Scott Pegler
- Born: 3 August 1973 (age 53) Exeter, England
- Nationality: British (English)

Career history
- 1989–1995: Exeter Falcons
- 1996: Swindon Robins
- 1997–1999: Newport Wasps
- 1998, 2000–2005: Newport Mavericks
- 2003: Poole Pirates

Individual honours
- 2000: National League Riders' Champion

= Scott Pegler =

English speedway rider (born 1973)

Scott Andrew Pegler (born 3 August 1973) is a former motorcycle speedwayrider

== Career ==
Pegler started racing in the British leagues during the 1989 National League season, when riding for the Exeter Falcons, where he famously coined the term "right there right there". He struggled to establish himself in the team over the following seasons and it was not until the 1994 season that he was a regular in the Exeter team.

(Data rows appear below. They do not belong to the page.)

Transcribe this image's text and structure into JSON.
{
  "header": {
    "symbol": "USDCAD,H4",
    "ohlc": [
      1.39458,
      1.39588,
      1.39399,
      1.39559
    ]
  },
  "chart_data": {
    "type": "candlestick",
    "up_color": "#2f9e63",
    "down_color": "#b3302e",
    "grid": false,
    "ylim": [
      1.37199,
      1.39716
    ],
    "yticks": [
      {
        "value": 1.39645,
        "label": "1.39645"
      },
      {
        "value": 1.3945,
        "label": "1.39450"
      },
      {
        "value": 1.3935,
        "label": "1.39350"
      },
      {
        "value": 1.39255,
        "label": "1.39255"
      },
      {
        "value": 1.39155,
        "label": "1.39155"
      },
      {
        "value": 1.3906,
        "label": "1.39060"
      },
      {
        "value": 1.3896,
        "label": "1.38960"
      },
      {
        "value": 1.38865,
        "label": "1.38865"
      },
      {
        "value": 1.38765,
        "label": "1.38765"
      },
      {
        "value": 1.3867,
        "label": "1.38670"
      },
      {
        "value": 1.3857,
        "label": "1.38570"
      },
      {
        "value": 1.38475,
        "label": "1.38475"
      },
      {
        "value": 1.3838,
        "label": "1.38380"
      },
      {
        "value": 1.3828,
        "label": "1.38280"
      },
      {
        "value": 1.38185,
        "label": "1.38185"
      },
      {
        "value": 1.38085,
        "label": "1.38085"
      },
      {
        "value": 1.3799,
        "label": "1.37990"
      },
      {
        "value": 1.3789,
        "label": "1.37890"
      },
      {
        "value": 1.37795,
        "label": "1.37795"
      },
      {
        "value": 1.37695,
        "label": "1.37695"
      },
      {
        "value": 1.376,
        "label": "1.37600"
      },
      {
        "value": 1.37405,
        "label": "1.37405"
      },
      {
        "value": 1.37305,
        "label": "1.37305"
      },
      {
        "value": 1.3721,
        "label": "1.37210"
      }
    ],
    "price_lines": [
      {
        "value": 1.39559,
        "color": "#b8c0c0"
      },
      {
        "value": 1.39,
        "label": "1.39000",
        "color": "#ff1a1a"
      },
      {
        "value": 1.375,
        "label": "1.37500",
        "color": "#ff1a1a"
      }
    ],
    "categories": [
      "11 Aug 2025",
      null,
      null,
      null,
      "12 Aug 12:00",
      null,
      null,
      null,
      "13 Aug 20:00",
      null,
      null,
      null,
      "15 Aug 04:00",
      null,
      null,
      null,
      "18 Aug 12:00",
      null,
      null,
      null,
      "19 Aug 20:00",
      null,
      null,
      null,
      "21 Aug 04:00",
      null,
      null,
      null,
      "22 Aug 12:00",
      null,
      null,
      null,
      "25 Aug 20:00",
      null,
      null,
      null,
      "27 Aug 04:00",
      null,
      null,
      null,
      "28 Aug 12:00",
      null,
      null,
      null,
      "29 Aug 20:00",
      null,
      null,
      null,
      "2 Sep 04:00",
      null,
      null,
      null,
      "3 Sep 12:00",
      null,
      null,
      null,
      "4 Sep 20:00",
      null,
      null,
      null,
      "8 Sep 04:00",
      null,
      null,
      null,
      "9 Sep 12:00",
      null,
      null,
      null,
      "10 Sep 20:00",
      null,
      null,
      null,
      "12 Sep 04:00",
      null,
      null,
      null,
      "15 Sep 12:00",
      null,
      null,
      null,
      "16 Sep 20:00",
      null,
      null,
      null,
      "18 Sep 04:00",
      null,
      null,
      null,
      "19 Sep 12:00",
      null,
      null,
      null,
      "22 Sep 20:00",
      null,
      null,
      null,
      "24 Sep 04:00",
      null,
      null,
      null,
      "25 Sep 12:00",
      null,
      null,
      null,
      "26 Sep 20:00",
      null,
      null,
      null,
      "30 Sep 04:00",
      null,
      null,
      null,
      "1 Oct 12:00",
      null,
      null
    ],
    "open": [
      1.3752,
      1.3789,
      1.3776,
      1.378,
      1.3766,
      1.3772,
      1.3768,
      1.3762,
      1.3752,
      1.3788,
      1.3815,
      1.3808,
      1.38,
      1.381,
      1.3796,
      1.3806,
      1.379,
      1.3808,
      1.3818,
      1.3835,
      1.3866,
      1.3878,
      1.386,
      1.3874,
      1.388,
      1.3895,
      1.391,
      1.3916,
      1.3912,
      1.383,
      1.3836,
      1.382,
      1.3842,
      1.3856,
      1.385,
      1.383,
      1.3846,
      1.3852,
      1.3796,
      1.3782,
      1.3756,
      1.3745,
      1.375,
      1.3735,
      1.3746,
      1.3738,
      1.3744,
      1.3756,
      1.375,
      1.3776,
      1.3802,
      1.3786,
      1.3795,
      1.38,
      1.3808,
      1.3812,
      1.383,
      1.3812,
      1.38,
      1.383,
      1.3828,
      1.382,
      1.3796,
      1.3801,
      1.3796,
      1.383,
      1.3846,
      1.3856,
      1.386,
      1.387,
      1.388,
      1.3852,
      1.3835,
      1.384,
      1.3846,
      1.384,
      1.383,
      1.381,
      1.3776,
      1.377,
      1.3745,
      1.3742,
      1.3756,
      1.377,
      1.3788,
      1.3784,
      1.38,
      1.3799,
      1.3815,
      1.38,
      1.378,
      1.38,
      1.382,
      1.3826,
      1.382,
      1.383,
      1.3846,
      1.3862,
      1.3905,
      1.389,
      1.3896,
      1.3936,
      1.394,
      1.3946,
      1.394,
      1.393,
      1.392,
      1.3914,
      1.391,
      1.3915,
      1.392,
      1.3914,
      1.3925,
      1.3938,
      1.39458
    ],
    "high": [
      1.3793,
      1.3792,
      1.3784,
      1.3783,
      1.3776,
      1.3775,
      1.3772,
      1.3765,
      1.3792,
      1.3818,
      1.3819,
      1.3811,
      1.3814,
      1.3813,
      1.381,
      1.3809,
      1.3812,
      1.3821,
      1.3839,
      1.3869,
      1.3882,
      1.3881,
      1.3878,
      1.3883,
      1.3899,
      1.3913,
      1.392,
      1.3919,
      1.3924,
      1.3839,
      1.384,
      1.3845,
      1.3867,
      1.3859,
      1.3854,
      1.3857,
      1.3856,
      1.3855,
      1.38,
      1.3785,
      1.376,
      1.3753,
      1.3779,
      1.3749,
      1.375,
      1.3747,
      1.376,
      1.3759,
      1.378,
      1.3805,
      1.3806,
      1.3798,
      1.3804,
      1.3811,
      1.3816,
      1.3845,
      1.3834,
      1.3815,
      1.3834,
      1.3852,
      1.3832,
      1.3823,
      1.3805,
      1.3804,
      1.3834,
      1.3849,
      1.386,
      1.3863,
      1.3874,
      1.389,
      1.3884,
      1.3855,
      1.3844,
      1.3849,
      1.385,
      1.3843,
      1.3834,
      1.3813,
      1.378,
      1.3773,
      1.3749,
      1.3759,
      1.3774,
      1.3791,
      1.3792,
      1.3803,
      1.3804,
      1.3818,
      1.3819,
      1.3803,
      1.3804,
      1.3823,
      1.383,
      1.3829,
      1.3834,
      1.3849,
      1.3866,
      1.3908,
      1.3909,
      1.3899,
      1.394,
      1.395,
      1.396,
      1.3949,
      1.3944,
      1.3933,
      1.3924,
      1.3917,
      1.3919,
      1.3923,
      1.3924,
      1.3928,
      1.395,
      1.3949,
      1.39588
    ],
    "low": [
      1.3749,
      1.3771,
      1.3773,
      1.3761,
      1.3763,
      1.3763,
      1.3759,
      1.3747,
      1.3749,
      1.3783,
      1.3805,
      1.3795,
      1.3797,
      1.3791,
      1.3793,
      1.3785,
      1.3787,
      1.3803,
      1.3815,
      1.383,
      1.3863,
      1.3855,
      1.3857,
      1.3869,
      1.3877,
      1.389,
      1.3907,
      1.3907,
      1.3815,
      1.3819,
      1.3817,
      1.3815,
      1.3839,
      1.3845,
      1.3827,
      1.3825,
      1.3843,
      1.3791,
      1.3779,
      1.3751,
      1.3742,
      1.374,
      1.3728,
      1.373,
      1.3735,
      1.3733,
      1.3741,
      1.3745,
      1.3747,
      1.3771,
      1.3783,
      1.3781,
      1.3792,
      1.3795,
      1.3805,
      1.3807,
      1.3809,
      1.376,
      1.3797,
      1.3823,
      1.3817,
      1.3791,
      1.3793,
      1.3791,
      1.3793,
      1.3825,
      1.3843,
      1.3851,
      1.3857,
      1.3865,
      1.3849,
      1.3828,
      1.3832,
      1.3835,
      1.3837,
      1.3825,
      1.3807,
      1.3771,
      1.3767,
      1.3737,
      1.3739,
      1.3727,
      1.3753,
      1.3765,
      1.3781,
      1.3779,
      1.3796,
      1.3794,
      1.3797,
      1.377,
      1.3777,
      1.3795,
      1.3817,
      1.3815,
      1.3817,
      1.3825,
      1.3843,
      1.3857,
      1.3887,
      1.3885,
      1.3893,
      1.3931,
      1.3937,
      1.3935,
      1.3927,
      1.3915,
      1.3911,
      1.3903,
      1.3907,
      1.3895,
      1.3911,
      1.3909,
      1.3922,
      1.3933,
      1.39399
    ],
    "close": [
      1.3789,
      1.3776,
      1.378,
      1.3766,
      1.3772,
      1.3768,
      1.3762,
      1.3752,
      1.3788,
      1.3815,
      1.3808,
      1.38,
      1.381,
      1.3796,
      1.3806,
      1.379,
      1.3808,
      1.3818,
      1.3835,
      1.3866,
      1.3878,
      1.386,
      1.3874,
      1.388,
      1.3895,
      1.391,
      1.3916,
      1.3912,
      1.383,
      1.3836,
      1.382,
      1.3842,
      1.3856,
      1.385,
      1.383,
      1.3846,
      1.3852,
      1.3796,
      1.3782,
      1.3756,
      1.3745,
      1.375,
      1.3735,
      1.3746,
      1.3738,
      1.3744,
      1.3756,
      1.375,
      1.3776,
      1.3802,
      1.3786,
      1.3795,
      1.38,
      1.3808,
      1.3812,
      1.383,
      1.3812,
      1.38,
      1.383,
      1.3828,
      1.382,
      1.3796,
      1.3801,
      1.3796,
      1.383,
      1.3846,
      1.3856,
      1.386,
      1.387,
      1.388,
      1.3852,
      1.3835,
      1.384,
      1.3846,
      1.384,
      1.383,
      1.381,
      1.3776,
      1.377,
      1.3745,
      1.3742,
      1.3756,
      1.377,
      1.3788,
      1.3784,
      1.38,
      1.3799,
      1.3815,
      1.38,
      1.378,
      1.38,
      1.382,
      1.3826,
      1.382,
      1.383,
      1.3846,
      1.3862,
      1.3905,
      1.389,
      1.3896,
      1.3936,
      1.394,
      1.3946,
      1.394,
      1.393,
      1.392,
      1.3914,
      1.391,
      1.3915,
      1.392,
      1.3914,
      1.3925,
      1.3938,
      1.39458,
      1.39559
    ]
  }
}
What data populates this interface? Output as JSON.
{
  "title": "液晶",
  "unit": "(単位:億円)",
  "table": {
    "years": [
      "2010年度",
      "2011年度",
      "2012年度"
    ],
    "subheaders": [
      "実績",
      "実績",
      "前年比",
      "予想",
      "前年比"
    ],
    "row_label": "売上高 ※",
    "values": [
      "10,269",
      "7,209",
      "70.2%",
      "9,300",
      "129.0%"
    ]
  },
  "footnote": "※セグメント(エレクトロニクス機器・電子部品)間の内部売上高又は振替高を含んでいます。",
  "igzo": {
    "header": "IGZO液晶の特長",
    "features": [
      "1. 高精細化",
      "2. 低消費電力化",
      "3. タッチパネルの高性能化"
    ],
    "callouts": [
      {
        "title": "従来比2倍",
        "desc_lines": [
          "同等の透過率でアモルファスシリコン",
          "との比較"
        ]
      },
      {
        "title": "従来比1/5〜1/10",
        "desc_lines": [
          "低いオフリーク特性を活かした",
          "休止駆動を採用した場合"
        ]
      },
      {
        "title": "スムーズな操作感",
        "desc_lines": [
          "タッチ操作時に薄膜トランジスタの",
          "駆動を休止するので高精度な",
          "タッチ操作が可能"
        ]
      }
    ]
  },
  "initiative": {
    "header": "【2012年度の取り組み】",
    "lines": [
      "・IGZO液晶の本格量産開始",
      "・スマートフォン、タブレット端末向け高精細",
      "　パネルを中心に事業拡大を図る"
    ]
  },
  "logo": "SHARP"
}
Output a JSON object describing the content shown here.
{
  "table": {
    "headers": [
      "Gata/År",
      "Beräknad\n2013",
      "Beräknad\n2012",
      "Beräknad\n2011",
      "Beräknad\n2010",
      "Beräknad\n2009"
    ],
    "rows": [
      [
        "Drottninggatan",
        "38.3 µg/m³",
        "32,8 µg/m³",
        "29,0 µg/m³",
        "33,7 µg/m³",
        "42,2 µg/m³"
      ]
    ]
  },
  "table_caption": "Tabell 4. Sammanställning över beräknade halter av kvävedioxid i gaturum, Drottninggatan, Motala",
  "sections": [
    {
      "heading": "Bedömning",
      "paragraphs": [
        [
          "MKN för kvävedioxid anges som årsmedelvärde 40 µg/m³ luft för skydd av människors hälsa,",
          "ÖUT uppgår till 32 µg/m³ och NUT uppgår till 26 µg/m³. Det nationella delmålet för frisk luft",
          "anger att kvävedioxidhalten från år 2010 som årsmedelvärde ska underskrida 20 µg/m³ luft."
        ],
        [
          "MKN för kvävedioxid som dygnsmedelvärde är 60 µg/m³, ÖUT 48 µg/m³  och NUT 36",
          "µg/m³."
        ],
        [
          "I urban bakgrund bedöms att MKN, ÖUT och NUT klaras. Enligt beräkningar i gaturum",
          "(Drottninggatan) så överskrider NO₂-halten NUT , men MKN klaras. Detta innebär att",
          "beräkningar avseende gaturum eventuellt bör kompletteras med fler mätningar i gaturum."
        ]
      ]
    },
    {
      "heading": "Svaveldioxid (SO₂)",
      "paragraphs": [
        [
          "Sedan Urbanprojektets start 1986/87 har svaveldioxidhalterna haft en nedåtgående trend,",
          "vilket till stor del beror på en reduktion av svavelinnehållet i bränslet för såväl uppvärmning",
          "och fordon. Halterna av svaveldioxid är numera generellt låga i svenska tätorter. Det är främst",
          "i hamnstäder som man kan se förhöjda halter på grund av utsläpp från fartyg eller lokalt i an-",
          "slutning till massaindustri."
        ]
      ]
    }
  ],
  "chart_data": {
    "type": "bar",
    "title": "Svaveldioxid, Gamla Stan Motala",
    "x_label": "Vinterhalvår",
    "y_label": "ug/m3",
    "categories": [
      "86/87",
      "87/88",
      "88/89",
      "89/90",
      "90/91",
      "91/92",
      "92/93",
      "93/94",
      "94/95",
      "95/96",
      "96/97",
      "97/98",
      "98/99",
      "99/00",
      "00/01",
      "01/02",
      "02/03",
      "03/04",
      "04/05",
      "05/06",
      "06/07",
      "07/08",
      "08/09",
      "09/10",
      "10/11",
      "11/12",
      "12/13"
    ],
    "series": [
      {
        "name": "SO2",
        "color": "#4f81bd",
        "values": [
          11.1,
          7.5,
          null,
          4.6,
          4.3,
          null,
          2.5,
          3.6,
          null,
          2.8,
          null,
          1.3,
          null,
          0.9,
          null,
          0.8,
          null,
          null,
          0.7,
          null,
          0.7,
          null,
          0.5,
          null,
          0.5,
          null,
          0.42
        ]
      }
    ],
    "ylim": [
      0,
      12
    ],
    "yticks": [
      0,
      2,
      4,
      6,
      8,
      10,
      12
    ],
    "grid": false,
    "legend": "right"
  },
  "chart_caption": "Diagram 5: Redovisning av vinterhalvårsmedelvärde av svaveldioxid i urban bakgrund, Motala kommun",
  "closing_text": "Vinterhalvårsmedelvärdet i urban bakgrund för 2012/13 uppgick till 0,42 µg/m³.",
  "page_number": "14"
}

Pegler rode in the top tier of British speedway during the 1995 Premier League speedway season, again for Exeter. After spending the following season in 1996 with Swindon Robins he signed for Newport Wasps. It was with the Welsh club that he would experience his best speedway years. Also in 1996 he rode for and topped the team averages for Swindon Sprockets during the 1996 Speedway Conference League. At Newport in 1999, he temporarily captained the Wasps in Frank Smart's absence.

From 2000 to 2005, Pegler rode for the Newport Mavericks and in 2000, Pegler won the Conference League Riders' Championship. The final was held on 9 September at Hayley Stadium. The following season in 2001, he finished runner-up to David Mason in the same Championship.